The caffeine in your coffee has an unexpected effect on the principal blood vessels, according to new research by a team at Trinity College, Dublin.
It causes the vessels to stiffen, pushing up pressure inside them even when ordinary blood pressure apparently remains low.
This is thought to be the first time that such an effect of caffeine has been seen. It should make people with borderline high blood pressure think twice about that extra cup of coffee in the morning, according to John Feely, professor of pharmacology and therapeutics at Trinity and a physician at St James's Hospital, in Dublin.
"We run a hypertension clinic, so we are interested in how high blood pressure makes arteries stiffer," says Feely. "As people are getting older, this is becoming more of a problem."
Feely is interested in anything that might elevate blood pressure, and caffeine has this tendency. In particular, there was evidence that it would push people with borderline hypertension into a higher range.
He and a colleague, Dr Azra Mahmud, decided to study the effect of caffeine not just on standard blood pressure, at the brachial artery in the arm, but also on the major arteries, including the carotid, which carries blood to the brain, and the aorta, the main vessel carrying blood from the heart into the body. Their results were published in a recent edition of the journal Hypertension.
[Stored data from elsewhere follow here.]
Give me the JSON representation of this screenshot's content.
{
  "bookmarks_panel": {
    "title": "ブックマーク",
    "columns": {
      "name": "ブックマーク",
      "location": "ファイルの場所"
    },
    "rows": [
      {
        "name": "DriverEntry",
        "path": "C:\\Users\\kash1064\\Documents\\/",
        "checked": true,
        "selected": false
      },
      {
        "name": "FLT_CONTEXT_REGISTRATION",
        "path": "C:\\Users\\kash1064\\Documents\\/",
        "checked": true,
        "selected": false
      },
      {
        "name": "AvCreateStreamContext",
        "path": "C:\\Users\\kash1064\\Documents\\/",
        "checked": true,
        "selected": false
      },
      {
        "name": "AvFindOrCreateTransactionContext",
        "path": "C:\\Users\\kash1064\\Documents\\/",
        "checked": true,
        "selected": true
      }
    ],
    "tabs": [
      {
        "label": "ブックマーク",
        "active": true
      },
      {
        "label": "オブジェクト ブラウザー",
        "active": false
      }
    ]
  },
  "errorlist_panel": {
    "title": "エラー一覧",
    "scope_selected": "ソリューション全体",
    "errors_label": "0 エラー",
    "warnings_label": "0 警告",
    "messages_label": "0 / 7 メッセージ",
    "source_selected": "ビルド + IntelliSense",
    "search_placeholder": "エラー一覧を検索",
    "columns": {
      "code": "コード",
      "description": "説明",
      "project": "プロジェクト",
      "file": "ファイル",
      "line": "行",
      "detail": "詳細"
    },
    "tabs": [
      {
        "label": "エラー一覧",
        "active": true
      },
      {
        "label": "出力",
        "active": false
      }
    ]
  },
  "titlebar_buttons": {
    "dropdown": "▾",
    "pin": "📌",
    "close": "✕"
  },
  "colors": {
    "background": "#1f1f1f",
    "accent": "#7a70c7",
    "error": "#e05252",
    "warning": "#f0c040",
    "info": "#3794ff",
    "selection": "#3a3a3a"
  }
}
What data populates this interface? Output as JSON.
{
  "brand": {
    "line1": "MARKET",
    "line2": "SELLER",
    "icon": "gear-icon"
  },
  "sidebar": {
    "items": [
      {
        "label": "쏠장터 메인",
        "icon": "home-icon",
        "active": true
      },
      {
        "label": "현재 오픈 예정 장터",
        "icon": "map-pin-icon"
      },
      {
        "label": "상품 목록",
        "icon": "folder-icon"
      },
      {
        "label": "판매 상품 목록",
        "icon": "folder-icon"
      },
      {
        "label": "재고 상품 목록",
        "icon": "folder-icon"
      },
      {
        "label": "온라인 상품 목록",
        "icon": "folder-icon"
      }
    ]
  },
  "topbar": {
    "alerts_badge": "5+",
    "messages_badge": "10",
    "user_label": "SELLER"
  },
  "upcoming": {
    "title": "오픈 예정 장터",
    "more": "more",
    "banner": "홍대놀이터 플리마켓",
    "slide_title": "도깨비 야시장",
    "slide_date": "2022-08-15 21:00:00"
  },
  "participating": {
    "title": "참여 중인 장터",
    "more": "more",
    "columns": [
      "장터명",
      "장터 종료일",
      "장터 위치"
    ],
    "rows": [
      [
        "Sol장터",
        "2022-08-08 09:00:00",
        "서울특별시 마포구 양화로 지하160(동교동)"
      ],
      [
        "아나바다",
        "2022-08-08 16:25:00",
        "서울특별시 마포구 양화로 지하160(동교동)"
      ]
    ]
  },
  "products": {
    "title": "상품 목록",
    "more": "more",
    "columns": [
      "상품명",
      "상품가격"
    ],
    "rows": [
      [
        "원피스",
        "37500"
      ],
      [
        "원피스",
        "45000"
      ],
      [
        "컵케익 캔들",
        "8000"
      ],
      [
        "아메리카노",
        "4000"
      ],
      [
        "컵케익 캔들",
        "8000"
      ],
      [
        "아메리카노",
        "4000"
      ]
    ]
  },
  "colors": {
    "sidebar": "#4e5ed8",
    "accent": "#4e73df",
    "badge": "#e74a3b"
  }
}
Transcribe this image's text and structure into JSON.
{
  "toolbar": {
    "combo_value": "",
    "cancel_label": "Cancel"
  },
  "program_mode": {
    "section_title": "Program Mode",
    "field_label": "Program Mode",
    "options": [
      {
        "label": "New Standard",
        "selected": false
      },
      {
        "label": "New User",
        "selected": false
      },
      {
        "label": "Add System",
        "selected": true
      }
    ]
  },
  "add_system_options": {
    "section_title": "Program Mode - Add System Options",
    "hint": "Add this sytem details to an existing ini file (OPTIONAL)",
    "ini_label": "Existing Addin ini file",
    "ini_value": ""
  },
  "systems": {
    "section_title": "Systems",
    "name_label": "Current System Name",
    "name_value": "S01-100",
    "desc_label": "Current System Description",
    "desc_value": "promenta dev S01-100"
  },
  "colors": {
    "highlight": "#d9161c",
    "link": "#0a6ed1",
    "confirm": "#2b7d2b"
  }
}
They found that these large vessels can respond more strongly to caffeine than can peripheral blood vessels. "These results show a significant effect of caffeine intake on arterial tone and function and suggest that caffeine acutely increases arterial stiffness," they write.
The researchers gave test subjects two cups of either caffeinated or decaffeinated coffee in a double-blind study, meaning neither they nor the volunteers knew who had been given caffeine.
An automated unit took the standard blood-pressure measure; Feely and Mahmud measured pressure in the aorta and carotid arteries using a technique called applanation tonometry.
This involves measuring the time it takes for the pulse of blood, or "wave", leaving the aorta to reach the wrist. It is not the blood itself but the timing of the wave's arrival that is important. They took a similar measurement between the carotid and the femoral artery, in the leg.
The wave moves along the vessels at a good clip, making six to seven metres per second, says Feely. The researchers found that the wave moves even faster if the aorta has been made stiffer after taking caffeinated coffee. "It is like an elastic band," he says. "When it is taut, the wave goes down more quickly."
The effects of caffeine are transient, so the two-cup dose might last between two and three hours, he says. Yet if the person is a heavy coffee drinker - four or more cups a day is considered chronic consumption - then the tensing of the large vessels lasts much longer.
Feely found that caffeine is not the only substance to trigger this reaction. "Excess alcohol has the same effect," he says.
Details of this work will be published shortly.
The findings are important because they suggest that caffeine has a greater impact than expected, by influencing the large vessels. This links with another study that involved giving coffee to five groups of men at varying risk of hypertension. It found that the effects of caffeine were particularly strong in those prone to high blood pressure.
The message, says Feely, is that people who know they are borderline hypertensive should consider drinking less coffee.